A Walking Delight


The reading this week about delight gave me a new way of thinking about a large focus in my life. I’ve thought a lot about how transit infrastructure doesn’t actually change Walk Scores alone, but I hadn’t put together the feeling of delight and how it is expressed by Walk Scores. Walk Scores tell us about the variety and density of uses within a short distance. Variety and density are two factors that make up the human experience in an “interesting” built environment. But they don’t translate directly to the delight from design. You can still have concrete masonry units and Hardiepanel in high Walk Score areas, neither are the most appealing.

In my spare time I do a lot of work on the Board of Seattle Subway, an organization that collectively envisions a city and region fully connected by fast, reliable high-capacity transit. My personal vision has been to use infrastructure investment to create a new American lifestyle option. After building transit with travel times competitive with driving, even much faster than driving in some cases, we can stop reacting as if cars must have access to everything. Once the new infrastructure itself is in place, we should be able to focus on changing the locations within close proximity to transit to increase the priority given to people and decrease the priority for cars.

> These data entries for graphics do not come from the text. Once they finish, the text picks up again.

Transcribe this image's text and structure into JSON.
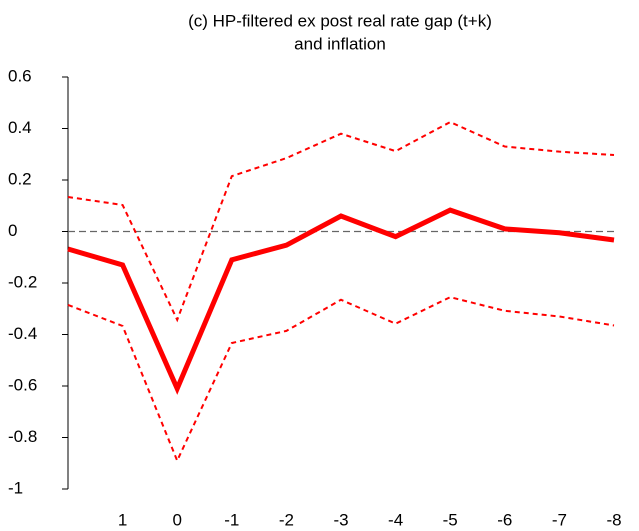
{
  "chart_data": {
    "type": "line",
    "title": [
      "(c) HP-filtered ex post real rate gap (t+k)",
      "and inflation"
    ],
    "categories": [
      null,
      "1",
      "0",
      "-1",
      "-2",
      "-3",
      "-4",
      "-5",
      "-6",
      "-7",
      "-8"
    ],
    "series": [
      {
        "color": "#ff0000",
        "style": "solid",
        "values": [
          -0.068,
          -0.13,
          -0.61,
          -0.11,
          -0.053,
          0.06,
          -0.02,
          0.083,
          0.01,
          -0.005,
          -0.033
        ]
      },
      {
        "color": "#ff0000",
        "style": "dotted",
        "values": [
          0.134,
          0.103,
          -0.343,
          0.215,
          0.285,
          0.38,
          0.312,
          0.425,
          0.33,
          0.31,
          0.297
        ]
      },
      {
        "color": "#ff0000",
        "style": "dotted",
        "values": [
          -0.285,
          -0.367,
          -0.89,
          -0.433,
          -0.386,
          -0.265,
          -0.358,
          -0.255,
          -0.308,
          -0.33,
          -0.365
        ]
      }
    ],
    "ylim": [
      -1,
      0.6
    ],
    "yticks": [
      0.6,
      0.4,
      0.2,
      0,
      -0.2,
      -0.4,
      -0.6,
      -0.8,
      -1
    ],
    "zero_line": true
  }
}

We’ve started this by reducing parking requirements near transit stations and by using Walk Score to quantify variety and density of activity, but we haven’t yet learned how to incentivize various architectural styles to create interesting places.

We discuss reducing barriers to monetary issues like affordability, but we have so far neglected the design element. We could incentivize “pedestrian overlay” and “station area overlay” zones to have interesting pedestrian-oriented design, including sidewalk cafes, more expensive facades with more intricate designs, parklets, and other qualitative features that make the human experience more interesting at the street level. These additional elements would create a greater sense of delight through their variability and design intricacies.

How would we achieve that? We could create an alternative design guidance process for projects focusing on these that reduce the need to engage in design review and allow a faster process, we could allow trade-offs for façade design and materials with other elements of the project that also increase costs, we could create a monetary incentive to offset the cost of more intricately designed facades, and we could go straight to a form based code system that requires materials and façade design that exclude hardy panel.

The end goal is to create spaces that increase the delight felt in living a lower vehicle-miles-traveled lifestyle by creating more interesting pedestrian experiences near transit facilities. Rapid transit will be faster than driving, but we must now consider the user experience after we reach the destination.